Des paysans qui ne savaient pas lire et qui n'avaient jamais parlé que le patois, annonçaient dans un français correct les choses magnifiques de Dieu et dévoilaient les pensées secrètes des coeurs.

Chose remarquable, les adversaires les plus ardents des prophètes cévenols n'ont pas songé à nier les faits extraordinaires dont ils ont été les témoins, mais ils les attribuent à Satan. Dans son livre sur l'Inspiration des camisards, Hippolyte Blanc reconnaît que des phénomènes prodigieux se sont manifestés chez les protestants des Cévennes. « Ces phénomènes sont certains, dit-il, la médecine est impuissante à. les expliquer ; ils sont dus, par conséquent, à une cause surnaturelle ; mais à coup sûr le Saint-Esprit n'en est pas l'auteur. »

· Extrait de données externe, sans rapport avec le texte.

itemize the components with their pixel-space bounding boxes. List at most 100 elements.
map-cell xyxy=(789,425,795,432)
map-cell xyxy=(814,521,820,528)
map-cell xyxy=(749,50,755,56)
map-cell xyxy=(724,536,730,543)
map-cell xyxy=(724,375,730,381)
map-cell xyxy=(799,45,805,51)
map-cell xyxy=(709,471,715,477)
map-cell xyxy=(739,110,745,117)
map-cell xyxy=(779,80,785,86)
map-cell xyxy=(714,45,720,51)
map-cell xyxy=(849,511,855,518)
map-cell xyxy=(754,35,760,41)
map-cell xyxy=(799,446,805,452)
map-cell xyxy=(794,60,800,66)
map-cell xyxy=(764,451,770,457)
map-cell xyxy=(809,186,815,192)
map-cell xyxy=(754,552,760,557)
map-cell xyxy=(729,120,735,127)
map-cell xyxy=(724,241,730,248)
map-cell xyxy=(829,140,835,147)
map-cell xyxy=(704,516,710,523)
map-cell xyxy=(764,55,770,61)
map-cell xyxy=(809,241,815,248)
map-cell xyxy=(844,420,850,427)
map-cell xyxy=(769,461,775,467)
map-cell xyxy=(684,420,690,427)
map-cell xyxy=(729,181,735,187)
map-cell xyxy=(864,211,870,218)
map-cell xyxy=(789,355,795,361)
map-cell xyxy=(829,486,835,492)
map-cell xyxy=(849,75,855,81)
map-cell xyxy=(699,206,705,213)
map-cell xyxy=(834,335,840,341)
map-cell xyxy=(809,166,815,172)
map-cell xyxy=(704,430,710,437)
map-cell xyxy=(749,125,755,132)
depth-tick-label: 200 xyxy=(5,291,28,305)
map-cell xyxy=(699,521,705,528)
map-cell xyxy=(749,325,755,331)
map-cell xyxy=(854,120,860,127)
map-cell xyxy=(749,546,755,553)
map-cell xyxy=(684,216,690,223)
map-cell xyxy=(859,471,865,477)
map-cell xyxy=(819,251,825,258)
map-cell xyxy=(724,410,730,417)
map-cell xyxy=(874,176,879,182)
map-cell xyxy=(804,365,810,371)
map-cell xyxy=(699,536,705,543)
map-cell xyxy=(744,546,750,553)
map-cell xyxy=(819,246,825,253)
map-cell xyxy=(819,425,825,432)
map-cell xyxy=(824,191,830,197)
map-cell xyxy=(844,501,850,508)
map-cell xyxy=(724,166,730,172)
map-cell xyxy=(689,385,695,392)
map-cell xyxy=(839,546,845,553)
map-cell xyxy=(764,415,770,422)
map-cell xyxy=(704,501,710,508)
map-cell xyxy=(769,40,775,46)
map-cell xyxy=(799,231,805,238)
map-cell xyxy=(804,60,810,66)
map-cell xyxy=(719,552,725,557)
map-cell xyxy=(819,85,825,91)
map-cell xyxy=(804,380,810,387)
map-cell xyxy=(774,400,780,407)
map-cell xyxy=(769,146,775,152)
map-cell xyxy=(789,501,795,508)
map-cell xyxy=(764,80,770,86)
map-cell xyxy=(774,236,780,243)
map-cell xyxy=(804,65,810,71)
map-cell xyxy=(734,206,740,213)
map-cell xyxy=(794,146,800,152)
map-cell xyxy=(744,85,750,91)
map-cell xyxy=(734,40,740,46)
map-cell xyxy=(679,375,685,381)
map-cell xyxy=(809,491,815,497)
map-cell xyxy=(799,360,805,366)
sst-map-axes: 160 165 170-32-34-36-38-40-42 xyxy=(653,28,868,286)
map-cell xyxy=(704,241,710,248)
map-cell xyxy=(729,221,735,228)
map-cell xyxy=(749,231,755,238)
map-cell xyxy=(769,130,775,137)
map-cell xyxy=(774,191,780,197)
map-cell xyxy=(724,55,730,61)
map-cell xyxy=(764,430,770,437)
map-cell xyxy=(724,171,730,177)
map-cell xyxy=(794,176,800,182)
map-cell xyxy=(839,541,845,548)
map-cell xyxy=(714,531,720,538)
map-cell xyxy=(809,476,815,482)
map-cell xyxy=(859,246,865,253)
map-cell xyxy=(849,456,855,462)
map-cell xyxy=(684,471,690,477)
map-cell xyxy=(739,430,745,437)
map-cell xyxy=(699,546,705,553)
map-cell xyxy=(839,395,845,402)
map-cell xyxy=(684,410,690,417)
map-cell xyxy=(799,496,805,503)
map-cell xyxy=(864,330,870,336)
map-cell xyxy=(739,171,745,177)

En effet, répondons-nous, avec Ami Bost : « les faits surnaturels de cette histoire sont si bien constatés, que si l'on ne veut pas y voir le doigt de Dieu, il faudra y reconnaître l'agence de Satan. »

En attribuant au pouvoir du prince des ténèbres les faits extraordinaires qui se passaient sous leurs yeux, les catholiques ont agi comme les juifs qui accusaient notre Sauveur de chasser les démons par la puissance du prince des démons. La foi des cévenols, leur fidélité inébranlable à l'Évangile dans les cachots, sur les galères, sur les bûchers, leurs prédictions mêmes sont une réfutation victorieuse des accusations de leurs calomniateurs et de leurs bourreaux.

En septembre 1706, quelques inspirés, Elie Marion, Durand Fage et Jean Cavalier, de Sauve, arrivèrent à Londres. Accueillis d'abord avec bienveillance par le gouvernement et le peuple anglais, ils ne tardèrent pas à se voir violemment attaqués par plusieurs pasteurs français réfugiés depuis longtemps à Londres. Maximilien Mission, aidé d'un de ses amis, M. Lacy, voulut se rendre compte du sérieux des trois prophètes. Il les étudia en les fréquentant et en les interrogeant pendant un temps assez long. Voulant connaître toute cette affaire à la fois dans son ensemble et dans ses détails, il s'enquit soigneusement de ce qui s'était passé dans les Cévennes, en interrogeant un grand nombre de personnes venues de ces provinces pour échapper aux persécutions. Il observa d'autres inspirés de tout âge et de toute condition. Le résultat de ce long et consciencieux examen, fut la publication d'un ouvrage, le Théâtre sacré des Cévennes qui renferme les témoignages de quelques inspirés.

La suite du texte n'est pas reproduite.